The utilization of education among university educated employees in private companies and public institutions

Ingi Rúnar Eðvarðsson, Guðmundur Kristján Óskarsson, Jason Már Bergsteinsson


The aim of the article is to examine whether there is a difference in the utilization of education among university educated employees in private companies on the one hand and public institutions on the other. The target population of the research was based on a random sample drawn from the National Population Register by the National Survey of the Social Science Research Institute of the University of Iceland from 9 March to 9 April 2016. The survey included 2,001 individuals, aged 18 or above, from all over the country. A total of 1,210 persons responded to the survey. This research only involved those participants in the sample who had completed a university education and were salaried employees in Iceland. After data cleansing, 374 participants remained, 178 males and 196 females.
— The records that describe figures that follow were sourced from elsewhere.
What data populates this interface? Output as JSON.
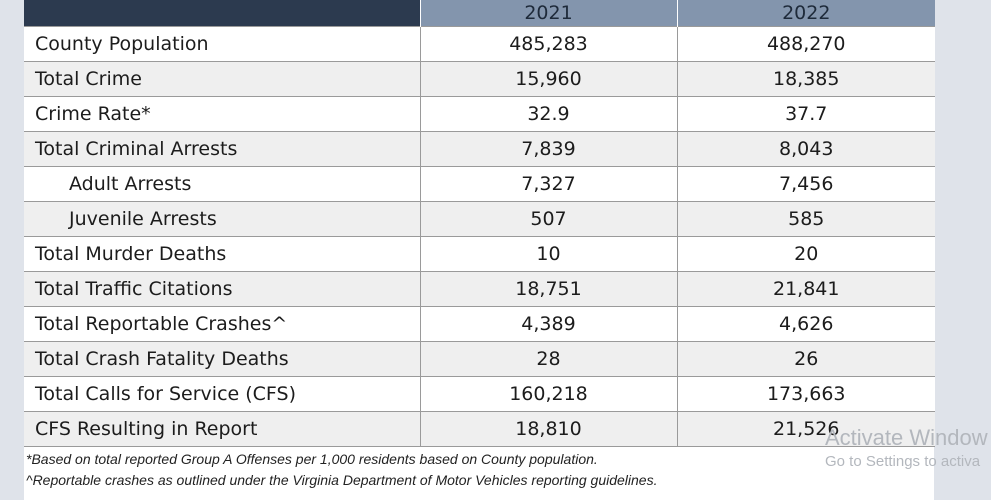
{
  "table": {
    "columns": [
      "",
      "2021",
      "2022"
    ],
    "rows": [
      {
        "label": "County Population",
        "y2021": "485,283",
        "y2022": "488,270",
        "indent": false
      },
      {
        "label": "Total Crime",
        "y2021": "15,960",
        "y2022": "18,385",
        "indent": false
      },
      {
        "label": "Crime Rate*",
        "y2021": "32.9",
        "y2022": "37.7",
        "indent": false
      },
      {
        "label": "Total Criminal Arrests",
        "y2021": "7,839",
        "y2022": "8,043",
        "indent": false
      },
      {
        "label": "Adult Arrests",
        "y2021": "7,327",
        "y2022": "7,456",
        "indent": true
      },
      {
        "label": "Juvenile Arrests",
        "y2021": "507",
        "y2022": "585",
        "indent": true
      },
      {
        "label": "Total Murder Deaths",
        "y2021": "10",
        "y2022": "20",
        "indent": false
      },
      {
        "label": "Total Traffic Citations",
        "y2021": "18,751",
        "y2022": "21,841",
        "indent": false
      },
      {
        "label": "Total Reportable Crashes^",
        "y2021": "4,389",
        "y2022": "4,626",
        "indent": false
      },
      {
        "label": "Total Crash Fatality Deaths",
        "y2021": "28",
        "y2022": "26",
        "indent": false
      },
      {
        "label": "Total Calls for Service (CFS)",
        "y2021": "160,218",
        "y2022": "173,663",
        "indent": false
      },
      {
        "label": "CFS Resulting in Report",
        "y2021": "18,810",
        "y2022": "21,526",
        "indent": false
      }
    ]
  },
  "footnotes": [
    "*Based on total reported Group A Offenses per 1,000 residents based on County population.",
    "^Reportable crashes as outlined under the Virginia Department of Motor Vehicles reporting guidelines."
  ],
  "watermark": {
    "title": "Activate Window",
    "subtitle": "Go to Settings to activa"
  },
  "colors": {
    "header_dark": "#2c3a4f",
    "header_blue": "#8395ad",
    "stripe": "#efefef",
    "background": "#dfe3ea"
  }
}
The initial results of the research indicated that 20.3% of participants were over-educated for their jobs. The majority of females work in public companies, while the majority of males work in private companies. Individuals with under-education are most likely to be found within public companies, at the same time as over-educated individuals are most likely to be found in private companies (the difference lies in the under- and over-education of females). Those working in public companies come primarily from educational and health sicences, while engineers and natural sicentists work primarily at private companies. Incomes are higher in private companies.


Over-education; private companies; public institutions; university education.